UK police have arrested three people on suspicion of violent disorder during an anti-immigration demonstration by far-right protesters outside a hotel used to house asylum seekers near Liverpool.

The protest came amid heightened tensions as record numbers of migrants are crossing the Channel in small boats, prompting the interior ministry to come up with a controversial plan to send such asylum seekers to Rwanda.

Merseyside Police said "missiles" had been thrown at officers and a police vehicle was damaged after several hundred demonstrators rallied late Friday outside The Suites Hotel in Knowsley.

Asylum seeker advocacy groups said the protesters were affiliated to far-right groups, while it was unclear who organised the demonstration.

Assistant Chief Constable Paul White said: "The scenes... were completely unacceptable, putting those present, our officers and the wider community in danger."

Merseyside police commissioner Emily Spurrell told Radio City station: "It was incredibly dangerous and there were a couple of injuries amongst the police officers."

The Liverpool Echo newspaper said a police riot van was set alight.

The Home Office has been using the hotel to temporarily house asylum seekers since last year, according to local media.

The Liverpool Echo published images of police in riot gear facing off black-clad protesters as smoke rose from a burning vehicle.

It said footage sent to the newspaper also showed protesters apparently attacking a police vehicle with sledgehammers.

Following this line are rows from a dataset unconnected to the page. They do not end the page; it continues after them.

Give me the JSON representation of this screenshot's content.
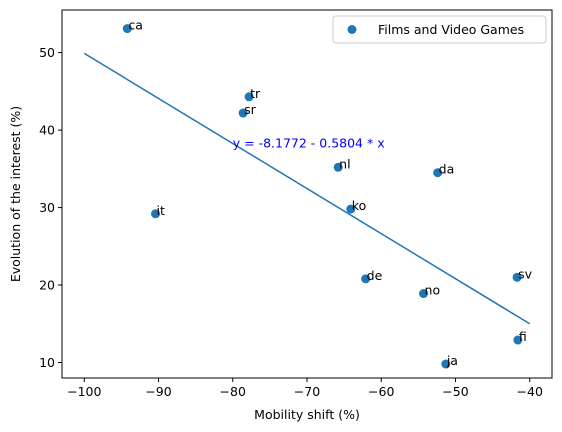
{
  "chart_data": {
    "type": "scatter",
    "xlabel": "Mobility shift (%)",
    "ylabel": "Evolution of the interest (%)",
    "xlim": [
      -103,
      -37
    ],
    "ylim": [
      8,
      55.5
    ],
    "xticks": [
      -100,
      -90,
      -80,
      -70,
      -60,
      -50,
      -40
    ],
    "yticks": [
      10,
      20,
      30,
      40,
      50
    ],
    "xtick_labels": [
      "−100",
      "−90",
      "−80",
      "−70",
      "−60",
      "−50",
      "−40"
    ],
    "ytick_labels": [
      "10",
      "20",
      "30",
      "40",
      "50"
    ],
    "grid": false,
    "legend_position": "top-right",
    "series": [
      {
        "name": "Films and Video Games",
        "color": "#1f77b4",
        "points": [
          {
            "label": "ca",
            "x": -94.2,
            "y": 53.1
          },
          {
            "label": "tr",
            "x": -77.8,
            "y": 44.3
          },
          {
            "label": "sr",
            "x": -78.6,
            "y": 42.2
          },
          {
            "label": "nl",
            "x": -65.8,
            "y": 35.2
          },
          {
            "label": "da",
            "x": -52.4,
            "y": 34.5
          },
          {
            "label": "ko",
            "x": -64.1,
            "y": 29.8
          },
          {
            "label": "it",
            "x": -90.4,
            "y": 29.2
          },
          {
            "label": "sv",
            "x": -41.7,
            "y": 21.0
          },
          {
            "label": "de",
            "x": -62.1,
            "y": 20.8
          },
          {
            "label": "no",
            "x": -54.3,
            "y": 18.9
          },
          {
            "label": "fi",
            "x": -41.6,
            "y": 12.9
          },
          {
            "label": "ja",
            "x": -51.3,
            "y": 9.8
          }
        ]
      }
    ],
    "fit_line": {
      "x": [
        -100,
        -40
      ],
      "y": [
        49.9,
        15.0
      ],
      "color": "#1f77b4"
    },
    "annotation": {
      "text": "y = -8.1772 - 0.5804 * x",
      "x": -80,
      "y": 38.3,
      "color": "#0000ff"
    }
  }
}
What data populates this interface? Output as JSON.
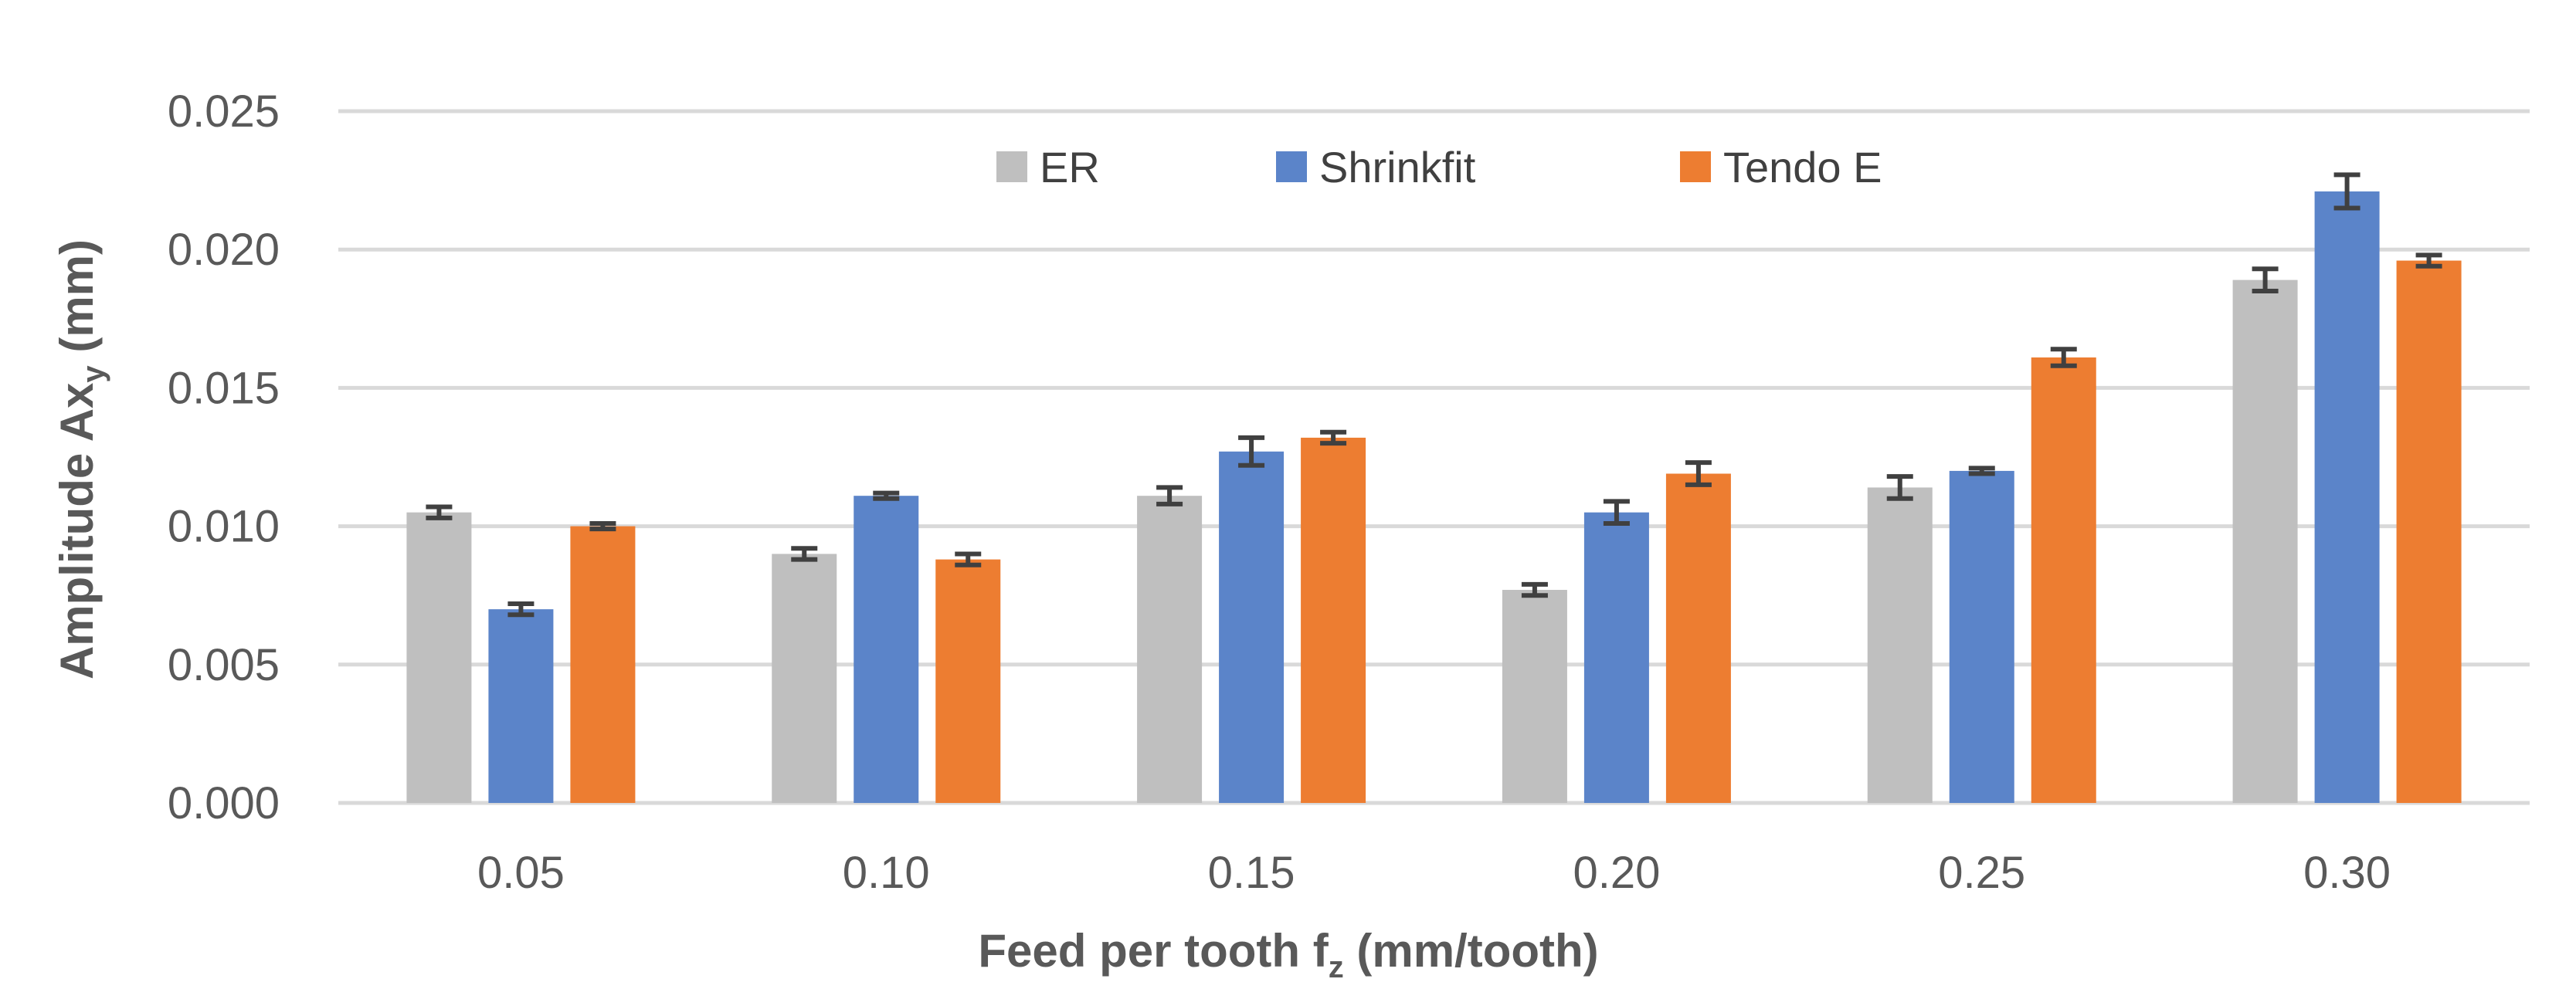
{
  "chart_data": {
    "type": "bar",
    "title": "",
    "xlabel": "Feed per tooth f",
    "xlabel_sub": "z",
    "xlabel_unit": " (mm/tooth)",
    "ylabel": "Amplitude Ax",
    "ylabel_sub": "y",
    "ylabel_unit": " (mm)",
    "ylim": [
      0,
      0.025
    ],
    "yticks": [
      "0.000",
      "0.005",
      "0.010",
      "0.015",
      "0.020",
      "0.025"
    ],
    "ytick_values": [
      0,
      0.005,
      0.01,
      0.015,
      0.02,
      0.025
    ],
    "categories": [
      "0.05",
      "0.10",
      "0.15",
      "0.20",
      "0.25",
      "0.30"
    ],
    "legend_position": "top-center",
    "grid": true,
    "series": [
      {
        "name": "ER",
        "color": "#bfbfbf",
        "values": [
          0.0105,
          0.009,
          0.0111,
          0.0077,
          0.0114,
          0.0189
        ],
        "errors": [
          0.0002,
          0.0002,
          0.0003,
          0.0002,
          0.0004,
          0.0004
        ]
      },
      {
        "name": "Shrinkfit",
        "color": "#5b84c9",
        "values": [
          0.007,
          0.0111,
          0.0127,
          0.0105,
          0.012,
          0.0221
        ],
        "errors": [
          0.0002,
          0.0001,
          0.0005,
          0.0004,
          0.0001,
          0.0006
        ]
      },
      {
        "name": "Tendo E",
        "color": "#ed7d31",
        "values": [
          0.01,
          0.0088,
          0.0132,
          0.0119,
          0.0161,
          0.0196
        ],
        "errors": [
          0.0001,
          0.0002,
          0.0002,
          0.0004,
          0.0003,
          0.0002
        ]
      }
    ]
  }
}
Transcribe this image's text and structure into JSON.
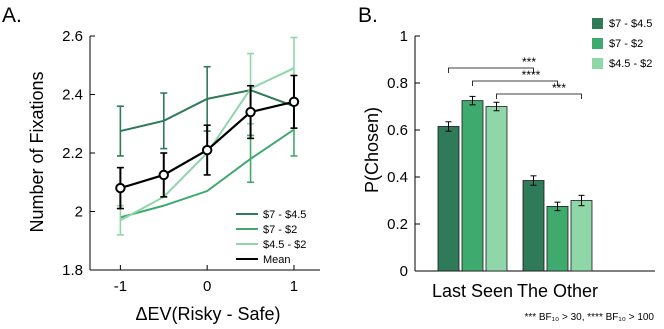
{
  "chart_data": [
    {
      "panel_label": "A.",
      "type": "line",
      "xlabel": "ΔEV(Risky - Safe)",
      "ylabel": "Number of Fixations",
      "xlim": [
        -1.35,
        1.3
      ],
      "ylim": [
        1.8,
        2.6
      ],
      "x_ticks": [
        -1,
        0,
        1
      ],
      "x_tick_labels": [
        "-1",
        "0",
        "1"
      ],
      "y_ticks": [
        1.8,
        2.0,
        2.2,
        2.4,
        2.6
      ],
      "y_tick_labels": [
        "1.8",
        "2",
        "2.2",
        "2.4",
        "2.6"
      ],
      "legend_position": "bottom-right",
      "x": [
        -1,
        -0.5,
        0,
        0.5,
        1
      ],
      "series": [
        {
          "name": "$7 - $4.5",
          "color": "#2f7a58",
          "values": [
            2.275,
            2.31,
            2.385,
            2.415,
            2.36
          ],
          "errors": [
            0.085,
            0.095,
            0.11,
            0.0,
            0.0
          ]
        },
        {
          "name": "$7 - $2",
          "color": "#3faa6e",
          "values": [
            1.98,
            2.02,
            2.07,
            2.18,
            2.28
          ],
          "errors": [
            0.0,
            0.0,
            0.0,
            0.08,
            0.09
          ]
        },
        {
          "name": "$4.5 - $2",
          "color": "#8fd6a8",
          "values": [
            1.97,
            2.05,
            2.2,
            2.42,
            2.49
          ],
          "errors": [
            0.05,
            0.0,
            0.0,
            0.12,
            0.105
          ]
        },
        {
          "name": "Mean",
          "color": "#000000",
          "marker": "circle",
          "values": [
            2.08,
            2.125,
            2.21,
            2.34,
            2.375
          ],
          "errors": [
            0.07,
            0.075,
            0.085,
            0.09,
            0.09
          ]
        }
      ]
    },
    {
      "panel_label": "B.",
      "type": "bar",
      "ylabel": "P(Chosen)",
      "ylim": [
        0,
        1
      ],
      "y_ticks": [
        0,
        0.2,
        0.4,
        0.6,
        0.8,
        1
      ],
      "y_tick_labels": [
        "0",
        "0.2",
        "0.4",
        "0.6",
        "0.8",
        "1"
      ],
      "categories": [
        "Last Seen",
        "The Other"
      ],
      "legend_position": "top-right",
      "series": [
        {
          "name": "$7 - $4.5",
          "color": "#2f7a58",
          "values": [
            0.615,
            0.385
          ],
          "errors": [
            0.02,
            0.02
          ]
        },
        {
          "name": "$7 - $2",
          "color": "#3faa6e",
          "values": [
            0.725,
            0.275
          ],
          "errors": [
            0.018,
            0.018
          ]
        },
        {
          "name": "$4.5 - $2",
          "color": "#8fd6a8",
          "values": [
            0.7,
            0.3
          ],
          "errors": [
            0.018,
            0.022
          ]
        }
      ],
      "significance": [
        {
          "label": "***",
          "series_index": 0
        },
        {
          "label": "****",
          "series_index": 1
        },
        {
          "label": "***",
          "series_index": 2
        }
      ],
      "footnote": "*** BF₁₀ > 30, **** BF₁₀ > 100"
    }
  ]
}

Protesters outside the hotel shouted slogans such as "Get them out," one pro-refugee group, the Merseyside Pensioners Association, said.

Its activists were holding a counter-protest at the same time, standing outside the hotel with placards saying "Refugees welcome".

Claire Mosely, founder of refugee charity Care4Calais, who was also at the scene, told Sky News that protesters "got to the police van and they set it on fire and it actually broke into a really big fire and exploded."

"Then they broke through again and they started fighting with the police," Mosely said. "I was really shocked... how quickly it got worse."

White nationalist group Patriotic Alternative denied it was the organiser, after holding a protest outside the hotel last week and leafleting locally.

One of its campaigners posted a video showing he was at the scene on Friday, however.

Hope Not Hate website, which researches the far right, wrote that the events took place "in a context of swelling anti-migrant hatred".

"Far-right groups like Britain First (BF) and Patriotic Alternative (PA) had made visits to the hotel in recent weeks, although the protest appears to have been largely locally-driven, rather than organised by far-right groups outside the area," it said.

Chantelle Lunt, chair of the Merseyside Alliance for Racial Equality, tweeted that the protest took place in one of the "poorest areas in the UK" where far-right activist Tommy Robinson campaigned in 2019.

Robinson visited the town of Huyton in the Knowsley area while campaigning for a seat in the European parliament in 2019, according to the Huyton Times.